Apenas llegamos ofrecí un whisky, un álbum de discos, abrí el fonógrafo y me escapé al baño. Lavé manos, dientes, cara, nuca; me empapé en agua de colonia, y sólo por cortedad no me desnudé, para volver a escena envuelto en un leve y amplio
robe-de-chambre
, con mangas como alas y con dragones colorados en fondo negro. Mi perfecta complacencia quedó empañada por un recuerdo inoportuno: el de esa tradicional queja femenina contra los hombres que huelen a dentífrico. Una bocanada contra el hueco de las manos confirmó los temores; postergué, pues, la embestida y me dispuse al diálogo. Indiferentemente hablamos de esto y aquello, hasta el desprevenido instante en que Cecilia dijo:
—En Praga conocí a una amiga tuya, ¿sabes a quién?, a Perla.
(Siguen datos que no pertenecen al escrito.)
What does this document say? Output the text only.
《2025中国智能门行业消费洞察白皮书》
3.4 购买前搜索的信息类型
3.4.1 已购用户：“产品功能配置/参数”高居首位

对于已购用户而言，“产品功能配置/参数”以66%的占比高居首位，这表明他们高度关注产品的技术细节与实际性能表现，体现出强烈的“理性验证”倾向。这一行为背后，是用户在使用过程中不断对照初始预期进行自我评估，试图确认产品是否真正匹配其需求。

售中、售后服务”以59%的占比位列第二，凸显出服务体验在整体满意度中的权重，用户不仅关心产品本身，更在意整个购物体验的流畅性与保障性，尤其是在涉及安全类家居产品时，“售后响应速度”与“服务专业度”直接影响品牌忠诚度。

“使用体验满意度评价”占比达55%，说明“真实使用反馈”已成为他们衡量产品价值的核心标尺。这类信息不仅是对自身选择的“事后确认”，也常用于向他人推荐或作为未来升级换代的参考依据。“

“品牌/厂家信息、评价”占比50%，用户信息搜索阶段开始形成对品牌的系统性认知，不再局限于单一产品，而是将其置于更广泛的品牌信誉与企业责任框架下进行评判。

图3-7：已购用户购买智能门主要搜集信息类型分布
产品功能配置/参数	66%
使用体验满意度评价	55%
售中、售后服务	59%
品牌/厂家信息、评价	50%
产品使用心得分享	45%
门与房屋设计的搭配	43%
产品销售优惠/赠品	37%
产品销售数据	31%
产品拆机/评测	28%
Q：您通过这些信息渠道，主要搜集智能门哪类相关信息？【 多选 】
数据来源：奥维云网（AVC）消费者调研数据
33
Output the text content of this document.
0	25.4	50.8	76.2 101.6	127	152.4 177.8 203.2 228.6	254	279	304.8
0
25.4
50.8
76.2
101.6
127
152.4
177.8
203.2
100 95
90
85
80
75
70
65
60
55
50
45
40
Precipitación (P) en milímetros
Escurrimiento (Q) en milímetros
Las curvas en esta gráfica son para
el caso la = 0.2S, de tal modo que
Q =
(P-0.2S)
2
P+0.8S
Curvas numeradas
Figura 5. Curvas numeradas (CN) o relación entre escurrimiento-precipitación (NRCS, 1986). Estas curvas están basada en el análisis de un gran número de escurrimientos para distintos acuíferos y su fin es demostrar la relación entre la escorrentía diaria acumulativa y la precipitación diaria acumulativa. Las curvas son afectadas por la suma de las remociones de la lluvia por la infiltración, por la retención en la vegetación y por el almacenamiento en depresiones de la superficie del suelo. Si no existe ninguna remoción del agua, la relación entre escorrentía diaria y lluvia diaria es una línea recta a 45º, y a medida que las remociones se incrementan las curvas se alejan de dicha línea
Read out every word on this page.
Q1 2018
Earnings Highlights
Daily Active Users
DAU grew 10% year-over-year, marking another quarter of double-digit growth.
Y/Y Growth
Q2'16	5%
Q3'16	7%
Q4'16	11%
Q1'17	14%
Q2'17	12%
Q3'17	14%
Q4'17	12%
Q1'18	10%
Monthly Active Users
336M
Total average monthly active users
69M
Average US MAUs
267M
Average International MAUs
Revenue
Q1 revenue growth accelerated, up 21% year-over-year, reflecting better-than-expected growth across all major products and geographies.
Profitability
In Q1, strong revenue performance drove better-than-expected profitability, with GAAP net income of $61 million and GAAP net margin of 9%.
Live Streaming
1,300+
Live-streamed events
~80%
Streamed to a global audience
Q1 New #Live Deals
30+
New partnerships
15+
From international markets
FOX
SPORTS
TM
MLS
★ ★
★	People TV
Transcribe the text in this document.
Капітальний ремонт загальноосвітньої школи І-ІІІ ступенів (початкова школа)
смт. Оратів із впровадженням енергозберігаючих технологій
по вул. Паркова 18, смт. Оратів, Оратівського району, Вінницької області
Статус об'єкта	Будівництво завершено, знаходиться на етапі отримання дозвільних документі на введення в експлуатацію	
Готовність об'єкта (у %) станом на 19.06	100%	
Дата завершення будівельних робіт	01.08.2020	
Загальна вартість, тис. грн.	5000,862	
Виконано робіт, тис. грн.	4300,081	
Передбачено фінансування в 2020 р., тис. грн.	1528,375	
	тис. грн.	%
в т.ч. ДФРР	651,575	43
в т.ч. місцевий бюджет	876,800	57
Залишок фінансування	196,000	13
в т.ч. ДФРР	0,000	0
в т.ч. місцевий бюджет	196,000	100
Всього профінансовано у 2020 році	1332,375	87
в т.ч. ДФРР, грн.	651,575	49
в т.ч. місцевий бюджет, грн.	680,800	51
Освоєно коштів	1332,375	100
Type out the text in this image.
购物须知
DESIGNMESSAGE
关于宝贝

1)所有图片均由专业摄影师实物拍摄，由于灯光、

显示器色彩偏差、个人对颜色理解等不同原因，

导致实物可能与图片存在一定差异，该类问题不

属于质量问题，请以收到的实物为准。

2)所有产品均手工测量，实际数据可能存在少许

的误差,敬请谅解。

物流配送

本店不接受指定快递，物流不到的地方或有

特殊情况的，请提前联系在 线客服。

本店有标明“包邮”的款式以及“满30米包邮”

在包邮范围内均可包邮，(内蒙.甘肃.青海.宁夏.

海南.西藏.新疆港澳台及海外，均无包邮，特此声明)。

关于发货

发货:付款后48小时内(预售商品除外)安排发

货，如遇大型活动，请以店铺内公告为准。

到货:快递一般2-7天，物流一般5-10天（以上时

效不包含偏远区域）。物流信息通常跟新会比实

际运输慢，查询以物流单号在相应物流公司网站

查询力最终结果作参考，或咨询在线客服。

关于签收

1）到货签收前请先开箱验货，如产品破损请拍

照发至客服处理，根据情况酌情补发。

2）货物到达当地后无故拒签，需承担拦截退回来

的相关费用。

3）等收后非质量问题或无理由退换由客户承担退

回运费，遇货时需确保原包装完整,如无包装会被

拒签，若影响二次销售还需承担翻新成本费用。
Apenas oí el nombre me entregué a las reacciones más increíbles. Aquello fue la rápida inoculación de una fiebre. Sin duda a vista y paciencia de Cecilia yo cambiaba de color, temblaba, me enfermaba, me desplomaba tal vez. Instintivamente aparenté calma, no sé con qué resultado. Cecilia contaba:
—La encontraba en
cocktails
y reuniones. Si la encontraba no la perdía. La tenía siempre a mi lado.
Discutir a Perla con otra mujer era un insufrible sacrilegio. Sobreponiéndome sugerí:
—Le habrás caído en gracia.
—No —contestó Cecilia—. La pobre quería hablarme de vos.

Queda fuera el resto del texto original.